The book in his hands, Basset had hastened to be rid of it. Cynically he had told himself that he did so, lest he too might give way to the ignoble impulse to withhold it. Audley was his rival, but that he might have forgiven, as men forgive great wrongs and in time smile on their enemies. But the little wrongs, who can forgive these—the slight, the sneer, the assumption of superiority, the upper hand lightly taken and insolently held?
Not Peter Basset, at a moment when he was being tried almost beyond bearing. For every day, between the finding of the body and the funeral, and often more than once in the day he had to see Mary, he had to advise her, he had—for there was no one else—to explain matters to her, to bear her company. He had to quit this meeting and that Ordinary—for election business stops for no man—and to go to her. He had to find her alone and to see her face light up at his entrance; he had to look back, and to see her watch him as he rode from the door. Nor when he was absent from the Gatehouse was it any better; nay, it was worse. For then he was forced to think of her as alone and sad, he had to picture her brooding over the fire, he had to fancy her at her solitary meals. And alike, with her or away from her, he had to damp down the old passion, as well as the new regret that each day and each hour and every kind look on her part fanned into a flame. Nor was even this all; every day he saw that she grew more grave, daily he saw her color fading, and he did not know what qualms she masked, what nightmares she might be suffering in that empty house—nay, what cause for unhappiness she might be hiding. At last—it was the afternoon before the funeral—he could bear it no longer, and he spoke.
“You ought not to be here!” he said bluntly. “Why doesn’t Audley fetch you away?” He was standing before the fire drawing on his gloves as he prepared to leave. The room was full of shadows, for he had chosen a time when she could not see his face.
She tried to fence with him. “I am afraid,” she said, “that some formalities will be necessary before he can do that.”
“Then why is he not here?” he retorted. “Or why doesn’t he send some one to be with you? You ought not to be alone. Mrs. Jenkinson at The Butterflies—she’s a good soul—you know her?”
“Yes.”
“She’d come at a word. I know it’s not my business——”
“Or you would go about it, I am sure,” she replied gently, “with as much respect to my wishes as Lord Audley shows.”

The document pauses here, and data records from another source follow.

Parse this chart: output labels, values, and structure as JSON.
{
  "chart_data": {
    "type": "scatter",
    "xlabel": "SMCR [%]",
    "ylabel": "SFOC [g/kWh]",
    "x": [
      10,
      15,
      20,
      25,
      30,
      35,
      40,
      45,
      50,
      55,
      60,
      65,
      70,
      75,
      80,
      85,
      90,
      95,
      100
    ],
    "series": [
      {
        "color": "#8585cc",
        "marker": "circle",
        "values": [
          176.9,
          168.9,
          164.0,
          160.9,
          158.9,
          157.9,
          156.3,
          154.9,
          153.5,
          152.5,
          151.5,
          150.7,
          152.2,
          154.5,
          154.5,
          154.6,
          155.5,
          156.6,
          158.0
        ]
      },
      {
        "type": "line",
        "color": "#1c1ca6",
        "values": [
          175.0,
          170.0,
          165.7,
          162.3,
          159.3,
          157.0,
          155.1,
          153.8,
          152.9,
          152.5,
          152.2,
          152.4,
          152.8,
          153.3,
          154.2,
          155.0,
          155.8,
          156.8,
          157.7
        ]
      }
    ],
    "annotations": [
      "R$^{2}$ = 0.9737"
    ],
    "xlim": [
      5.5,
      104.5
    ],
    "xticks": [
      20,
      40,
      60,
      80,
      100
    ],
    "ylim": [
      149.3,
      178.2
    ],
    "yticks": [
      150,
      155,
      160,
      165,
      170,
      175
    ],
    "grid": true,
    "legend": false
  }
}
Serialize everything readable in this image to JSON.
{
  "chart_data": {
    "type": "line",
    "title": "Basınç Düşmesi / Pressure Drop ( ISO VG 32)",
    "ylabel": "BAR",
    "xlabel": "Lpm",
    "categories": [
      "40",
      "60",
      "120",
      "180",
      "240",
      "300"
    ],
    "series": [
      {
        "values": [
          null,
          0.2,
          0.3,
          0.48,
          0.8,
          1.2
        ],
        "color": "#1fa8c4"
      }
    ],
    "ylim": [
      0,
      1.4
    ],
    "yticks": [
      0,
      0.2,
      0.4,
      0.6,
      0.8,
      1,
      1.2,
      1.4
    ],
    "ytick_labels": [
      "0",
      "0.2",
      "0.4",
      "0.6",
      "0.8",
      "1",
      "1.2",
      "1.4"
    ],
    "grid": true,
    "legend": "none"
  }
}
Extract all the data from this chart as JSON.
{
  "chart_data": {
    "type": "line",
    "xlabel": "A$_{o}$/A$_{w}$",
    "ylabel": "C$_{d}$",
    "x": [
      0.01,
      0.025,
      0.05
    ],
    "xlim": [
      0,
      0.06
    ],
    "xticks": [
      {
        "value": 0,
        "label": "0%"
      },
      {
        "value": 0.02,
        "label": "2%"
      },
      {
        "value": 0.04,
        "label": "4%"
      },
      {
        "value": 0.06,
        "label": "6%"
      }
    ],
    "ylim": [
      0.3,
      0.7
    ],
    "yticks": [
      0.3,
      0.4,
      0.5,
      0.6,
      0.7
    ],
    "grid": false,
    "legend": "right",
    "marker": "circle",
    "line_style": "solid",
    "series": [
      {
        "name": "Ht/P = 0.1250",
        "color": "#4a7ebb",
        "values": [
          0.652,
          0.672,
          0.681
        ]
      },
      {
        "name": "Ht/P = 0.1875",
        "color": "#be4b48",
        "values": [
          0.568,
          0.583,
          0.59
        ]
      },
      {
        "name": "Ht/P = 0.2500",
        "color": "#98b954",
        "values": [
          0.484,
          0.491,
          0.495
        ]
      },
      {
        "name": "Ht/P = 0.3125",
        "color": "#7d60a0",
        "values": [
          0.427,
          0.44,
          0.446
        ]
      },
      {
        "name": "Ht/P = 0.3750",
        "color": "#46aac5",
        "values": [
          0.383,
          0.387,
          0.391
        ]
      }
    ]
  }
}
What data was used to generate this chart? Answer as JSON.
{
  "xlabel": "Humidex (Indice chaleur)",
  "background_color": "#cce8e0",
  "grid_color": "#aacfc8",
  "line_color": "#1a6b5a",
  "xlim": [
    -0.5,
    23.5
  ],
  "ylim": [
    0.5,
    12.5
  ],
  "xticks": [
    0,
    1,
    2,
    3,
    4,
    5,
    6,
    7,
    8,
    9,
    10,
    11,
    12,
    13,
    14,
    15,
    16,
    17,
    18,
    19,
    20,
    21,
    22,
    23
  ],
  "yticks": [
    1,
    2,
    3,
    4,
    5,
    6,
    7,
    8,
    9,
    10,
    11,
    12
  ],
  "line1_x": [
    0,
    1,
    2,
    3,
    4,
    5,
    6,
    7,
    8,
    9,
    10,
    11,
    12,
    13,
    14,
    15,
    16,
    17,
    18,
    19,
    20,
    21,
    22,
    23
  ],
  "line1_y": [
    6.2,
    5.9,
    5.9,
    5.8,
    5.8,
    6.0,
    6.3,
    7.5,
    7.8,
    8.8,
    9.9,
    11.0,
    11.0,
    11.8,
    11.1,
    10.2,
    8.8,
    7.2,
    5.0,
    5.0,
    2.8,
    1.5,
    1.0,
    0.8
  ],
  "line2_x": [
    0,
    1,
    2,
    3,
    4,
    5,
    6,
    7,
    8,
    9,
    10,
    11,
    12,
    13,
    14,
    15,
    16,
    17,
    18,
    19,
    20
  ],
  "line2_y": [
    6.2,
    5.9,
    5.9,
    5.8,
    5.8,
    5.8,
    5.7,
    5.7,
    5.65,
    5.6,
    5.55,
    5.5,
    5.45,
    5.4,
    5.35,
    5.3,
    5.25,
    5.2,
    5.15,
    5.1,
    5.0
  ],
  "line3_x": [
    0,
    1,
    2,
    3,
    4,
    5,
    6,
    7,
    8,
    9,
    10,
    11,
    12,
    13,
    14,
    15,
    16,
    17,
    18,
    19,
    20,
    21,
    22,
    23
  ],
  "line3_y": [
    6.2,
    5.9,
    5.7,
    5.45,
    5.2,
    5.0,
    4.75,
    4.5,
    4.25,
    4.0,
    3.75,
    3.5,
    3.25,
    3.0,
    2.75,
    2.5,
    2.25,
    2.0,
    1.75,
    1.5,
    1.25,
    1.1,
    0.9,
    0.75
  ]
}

“Your wishes? But why—why do you wish——”
“Why do I wish to be alone?” she answered. “Because I owe something to my uncle. Because I owe him a little thought and some remembrance. He made my old life for me—would you have me begin the new one before he is in the grave? This was his house—would you have me entertain Lord Audley in it?” She stood up, slender and straight, with the table between them—and he did not guess that her knees were trembling. “Please to understand,” she continued, “that Lord Audley and I are entirely at one in this. We have our lives before us, and it were indeed selfish of us, and ungrateful of me, if we grudged a few days to remembrance. As selfish,” she continued bravely—and he did not know that she braced herself anew—“as if I were ever to forget the friend who was his friend, whose kindness has never failed me, whose loyalty has never—” she broke down there. She could not go on.